Como diagnosticar trombocitopenia imunomediada em cachorro?+
Hemograma: plaquetopenia severa (< 50.000-30.000/μL — frequentemente < 20.000/μL na IMTP grave). Morfologia das plaquetas: plaquetas grandes (macroplaquetas) indicam produção medular compensatória ativa — sinal positivo de que a medula está respondendo. Esfregaço de sangue periférico (manual): confirma a plaquetopenia e exclui pseudoplaquetopenia por agregação in vitro. Mielograma (aspirado de medula óssea): número de megacariócitos aumentado (produção ativa com destruição periférica — padrão de IMTP) vs. reduzido (falha de produção = aplasia). O mielograma não é obrigatório em todos os casos mas é importante para distinguir IMTP de aplasia de medula. Investigação de causas secundárias (IMTP secundária): sorologia/PCR para Ehrlichia, Leishmania, Anaplasma; ANA (anticorpos antinucleares — LES); pesquisa de neoplasia (ultrassonografia abdominal, radiografia torácica); medicamentos que podem causar plaquetopenia. Tempo de coagulação (TP, TTPA): normais na IMTP pura (apenas plaquetas comprometidas, não os fatores de coagulação) — diferenciam de CIVD.
Como tratar trombocitopenia imunomediada em cachorro?+
Tratamento imunossupressor é a base. Prednisolona: 1-2 mg/kg/dia VO (dose imunossupressora) — reduz a destruição de plaquetas pelo baço e inibe a produção de autoanticorpos; resposta em 5-14 dias; plaquetas geralmente sobem para > 100.000/μL em 2-3 semanas. Após remissão: redução gradual ao longo de 3-4 meses para encontrar a dose mínima eficaz. Azatioprina: 1,5-2 mg/kg/dia — adicionada se resposta lenta ou incompleta à prednisolona, ou para reduzir a dose de corticoide; efeito com latência de 4-6 semanas. Ciclosporina: 5-10 mg/kg/dia VO — alternativa ou adjuvante.
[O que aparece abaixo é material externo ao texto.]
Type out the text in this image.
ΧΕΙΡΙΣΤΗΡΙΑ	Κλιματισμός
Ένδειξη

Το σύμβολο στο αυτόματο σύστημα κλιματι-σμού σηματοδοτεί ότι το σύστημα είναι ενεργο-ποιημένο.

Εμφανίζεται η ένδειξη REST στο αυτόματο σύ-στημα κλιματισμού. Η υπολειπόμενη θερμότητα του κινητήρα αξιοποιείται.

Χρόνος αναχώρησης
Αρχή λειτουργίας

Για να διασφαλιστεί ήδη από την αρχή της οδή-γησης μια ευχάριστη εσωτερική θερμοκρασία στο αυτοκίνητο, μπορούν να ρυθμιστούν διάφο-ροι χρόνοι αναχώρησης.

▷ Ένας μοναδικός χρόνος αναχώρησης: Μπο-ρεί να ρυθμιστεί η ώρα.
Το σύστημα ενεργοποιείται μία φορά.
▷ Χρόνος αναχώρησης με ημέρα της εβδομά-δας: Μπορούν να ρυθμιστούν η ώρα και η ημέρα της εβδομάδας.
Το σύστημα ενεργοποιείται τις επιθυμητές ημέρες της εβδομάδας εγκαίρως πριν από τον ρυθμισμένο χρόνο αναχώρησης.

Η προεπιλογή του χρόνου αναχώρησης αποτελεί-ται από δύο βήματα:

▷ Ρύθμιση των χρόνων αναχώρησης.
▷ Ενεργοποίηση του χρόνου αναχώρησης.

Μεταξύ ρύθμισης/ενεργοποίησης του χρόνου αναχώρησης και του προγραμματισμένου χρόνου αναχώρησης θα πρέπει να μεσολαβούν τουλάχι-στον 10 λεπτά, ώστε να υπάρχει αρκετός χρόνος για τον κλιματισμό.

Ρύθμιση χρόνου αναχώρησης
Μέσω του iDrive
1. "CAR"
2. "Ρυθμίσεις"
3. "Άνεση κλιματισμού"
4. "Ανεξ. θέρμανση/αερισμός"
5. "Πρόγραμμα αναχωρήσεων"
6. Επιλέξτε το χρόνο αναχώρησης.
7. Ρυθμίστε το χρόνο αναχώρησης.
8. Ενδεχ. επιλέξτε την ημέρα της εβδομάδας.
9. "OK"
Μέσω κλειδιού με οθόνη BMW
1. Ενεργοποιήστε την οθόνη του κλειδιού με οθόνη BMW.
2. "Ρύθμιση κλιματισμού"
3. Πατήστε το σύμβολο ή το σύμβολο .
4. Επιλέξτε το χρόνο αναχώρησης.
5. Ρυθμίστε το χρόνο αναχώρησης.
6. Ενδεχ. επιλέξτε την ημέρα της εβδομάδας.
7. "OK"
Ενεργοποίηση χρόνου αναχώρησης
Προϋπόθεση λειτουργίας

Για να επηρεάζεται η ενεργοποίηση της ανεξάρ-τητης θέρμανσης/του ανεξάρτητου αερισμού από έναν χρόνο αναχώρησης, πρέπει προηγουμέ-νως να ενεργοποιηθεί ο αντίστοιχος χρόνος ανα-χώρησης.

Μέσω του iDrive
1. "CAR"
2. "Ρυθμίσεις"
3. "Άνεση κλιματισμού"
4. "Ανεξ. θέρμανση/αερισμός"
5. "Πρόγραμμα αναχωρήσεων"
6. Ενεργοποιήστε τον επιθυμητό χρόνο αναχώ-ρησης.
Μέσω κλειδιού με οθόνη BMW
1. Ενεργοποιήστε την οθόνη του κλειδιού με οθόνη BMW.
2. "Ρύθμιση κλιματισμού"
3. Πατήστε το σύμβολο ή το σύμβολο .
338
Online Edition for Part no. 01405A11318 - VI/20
Imunoglobulina humana IV (IVIG): 0,5-1 g/kg IV — resposta rápida (24-72h), mecanismo: satura os receptores Fc no baço, impedindo a destruição das plaquetas marcadas com anticorpo; custo alto, uso em casos graves com hemorragia ativa ou plaquetas < 10.000/μL. Transfusão de plaquetas: raramente disponível; sem duração (plaquetas transfundidas são destruídas em horas pela IMTP ativa); reservada para hemorragia com risco de morte enquanto o imunossupressor não fez efeito. Esplenectomia: para IMTP refratária ou corticodependente — o baço é o principal órgão de destruição das plaquetas; disponível como terceira linha.